# Modular Object Detection + Tracking (Accuracy‑First) — Colab Notebook

This Colab builds a **plug‑and‑play video detection & multi‑object tracking** pipeline with an accuracy‑first default stack:

- **Detector:** YOLOv8x (Ultralytics)
- **Tracker:** StrongSORT++ / BoT‑SORT via BoxMOT (with camera‑motion compensation)
- **CMC:** Homography‑based (helps when the camera moves and objects are static)

You can swap detectors/trackers/ReID without touching the rest of the code.


In [4]:
!pip install torch

Collecting torch
  Downloading torch-2.9.1-cp312-none-macosx_11_0_arm64.whl.metadata (30 kB)
Collecting filelock (from torch)
  Using cached filelock-3.20.0-py3-none-any.whl.metadata (2.1 kB)
Collecting typing-extensions>=4.10.0 (from torch)
  Using cached typing_extensions-4.15.0-py3-none-any.whl.metadata (3.3 kB)
Collecting setuptools (from torch)
  Using cached setuptools-80.9.0-py3-none-any.whl.metadata (6.6 kB)
Collecting sympy>=1.13.3 (from torch)
  Using cached sympy-1.14.0-py3-none-any.whl.metadata (12 kB)
Collecting networkx>=2.5.1 (from torch)
  Using cached networkx-3.6.1-py3-none-any.whl.metadata (6.8 kB)
Collecting jinja2 (from torch)
  Using cached jinja2-3.1.6-py3-none-any.whl.metadata (2.9 kB)
Collecting fsspec>=0.8.5 (from torch)
  Using cached fsspec-2025.12.0-py3-none-any.whl.metadata (10 kB)
Collecting mpmath<1.4,>=1.1.0 (from sympy>=1.13.3->torch)
  Using cached mpmath-1.3.0-py3-none-any.whl.metadata (8.6 kB)
Collecting MarkupSafe>=2.0 (from jinja2->torch)
  Downlo

In [5]:

import torch, platform
print(f"PyTorch: {torch.__version__}")
print(f"CUDA available: {torch.cuda.is_available()}  |  device: {torch.cuda.get_device_name(0) if torch.cuda.is_available() else 'CPU'}")
print(platform.platform())


PyTorch: 2.9.1
CUDA available: False  |  device: CPU
macOS-15.7.2-arm64-arm-64bit-Mach-O


In [7]:

!pip -q install ultralytics boxmot opencv-python onnxruntime
# torch/torchvision come with Colab; if not, uncomment:
!pip -q install torch torchvision --index-url https://download.pytorch.org/whl/cu121


In [8]:

import os, json
from pathlib import Path

root = Path('project')
(root).mkdir(exist_ok=True)
for d in [
    root/'core',
    root/'models',
    root/'models'/'detectors',
    root/'models'/'trackers',
    root/'models'/'reid',
    root/'motion',
    root/'utils'
]:
    d.mkdir(parents=True, exist_ok=True)

(Path(root/'README.md')).write_text('Colab project auto-generated.')

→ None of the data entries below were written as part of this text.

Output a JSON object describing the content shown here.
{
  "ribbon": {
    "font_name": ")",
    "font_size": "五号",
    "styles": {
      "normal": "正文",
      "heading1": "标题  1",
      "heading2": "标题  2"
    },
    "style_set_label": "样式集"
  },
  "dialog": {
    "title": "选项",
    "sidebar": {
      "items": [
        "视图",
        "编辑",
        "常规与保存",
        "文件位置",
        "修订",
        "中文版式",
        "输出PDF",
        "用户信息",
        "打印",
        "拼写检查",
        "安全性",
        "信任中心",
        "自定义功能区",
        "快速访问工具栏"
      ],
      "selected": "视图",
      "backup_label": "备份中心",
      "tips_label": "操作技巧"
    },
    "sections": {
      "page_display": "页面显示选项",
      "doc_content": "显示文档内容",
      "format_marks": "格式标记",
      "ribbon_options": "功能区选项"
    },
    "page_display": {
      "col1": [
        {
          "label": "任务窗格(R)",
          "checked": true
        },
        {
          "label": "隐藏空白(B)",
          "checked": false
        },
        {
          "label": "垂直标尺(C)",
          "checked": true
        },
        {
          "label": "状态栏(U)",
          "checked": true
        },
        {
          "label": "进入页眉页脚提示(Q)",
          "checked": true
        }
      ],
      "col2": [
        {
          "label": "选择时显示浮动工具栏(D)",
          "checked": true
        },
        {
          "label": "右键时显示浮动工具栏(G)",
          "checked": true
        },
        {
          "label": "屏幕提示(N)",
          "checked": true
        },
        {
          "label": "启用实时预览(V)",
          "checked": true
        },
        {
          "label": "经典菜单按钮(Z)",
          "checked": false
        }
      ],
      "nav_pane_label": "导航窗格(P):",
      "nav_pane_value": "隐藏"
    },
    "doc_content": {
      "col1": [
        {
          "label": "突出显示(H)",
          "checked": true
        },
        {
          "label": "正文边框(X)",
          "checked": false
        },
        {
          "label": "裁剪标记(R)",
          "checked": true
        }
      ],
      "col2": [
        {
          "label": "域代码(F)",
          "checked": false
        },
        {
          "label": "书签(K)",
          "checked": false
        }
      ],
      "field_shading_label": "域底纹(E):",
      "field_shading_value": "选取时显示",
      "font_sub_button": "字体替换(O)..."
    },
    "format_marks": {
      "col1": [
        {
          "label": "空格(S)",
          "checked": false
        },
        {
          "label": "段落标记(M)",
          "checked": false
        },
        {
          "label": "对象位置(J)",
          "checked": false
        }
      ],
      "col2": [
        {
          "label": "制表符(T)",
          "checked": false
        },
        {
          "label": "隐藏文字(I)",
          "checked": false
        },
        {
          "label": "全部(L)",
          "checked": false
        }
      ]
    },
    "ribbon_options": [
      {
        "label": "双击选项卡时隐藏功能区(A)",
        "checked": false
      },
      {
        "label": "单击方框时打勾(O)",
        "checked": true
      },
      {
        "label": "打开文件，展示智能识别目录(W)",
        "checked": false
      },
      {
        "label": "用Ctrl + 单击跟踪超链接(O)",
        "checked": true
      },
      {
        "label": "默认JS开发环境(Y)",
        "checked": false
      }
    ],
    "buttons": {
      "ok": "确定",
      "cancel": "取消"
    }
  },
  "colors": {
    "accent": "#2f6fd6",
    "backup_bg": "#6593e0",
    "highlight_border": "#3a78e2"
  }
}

(Path(root/'app.py')).write_text('''
import argparse, time
from core.registry import build_detector, build_tracker, build_cmc, build_reid
from core.video_io import VideoReader, VideoWriter
from utils.metrics import TrackCSVWriter

def parse_args():
    p = argparse.ArgumentParser()
    p.add_argument('--video', required=True)
    p.add_argument('--output', default='output.mp4')
    p.add_argument('--save-csv', default='tracks.csv')
    p.add_argument('--detector', default='yolov8', choices=['yolov8','rtdetr','dummy'])
    p.add_argument('--detector-weights', default='yolov8x.pt')
    p.add_argument('--tracker', default='strongsort', choices=['strongsort','botsort','deocsort','simplesort'])
    p.add_argument('--reid', default='osnet', choices=['osnet','none'])
    p.add_argument('--use-cmc', action='store_true')
    p.add_argument('--conf', type=float, default=0.25)
    p.add_argument('--iou', type=float, default=0.5)
    p.add_argument('--class-filter', nargs='*', default=None)
    return p.parse_args()


def main():
    args = parse_args()
    detector = build_detector(args.detector, args.detector_weights, args.conf, args.iou, args.class_filter)
    reid = build_reid(args.reid)
    tracker = build_tracker(args.tracker, reid=reid, match_iou=args.iou)
    cmc = build_cmc(args.use_cmc)

    vr = VideoReader(args.video)
    vw = VideoWriter(args.output, vr.fps, vr.width, vr.height)
    csvw = TrackCSVWriter(args.save_csv)

    prev = None
    t0 = time.time()
    for i, frame in enumerate(vr):
        H = cmc.estimate(prev, frame) if prev is not None else None
        tracker.set_cmc(H)
        dets = detector.detect(frame)
        tracks = tracker.update(dets, frame)
        anno = tracker.draw(frame.copy(), tracks)
        vw.write(anno)
        csvw.write(i, tracks)
        prev = frame

    vw.close(); csvw.close(); vr.close()
    print(f'Done in {time.time()-t0:.2f}s -> {args.output} / {args.save_csv}')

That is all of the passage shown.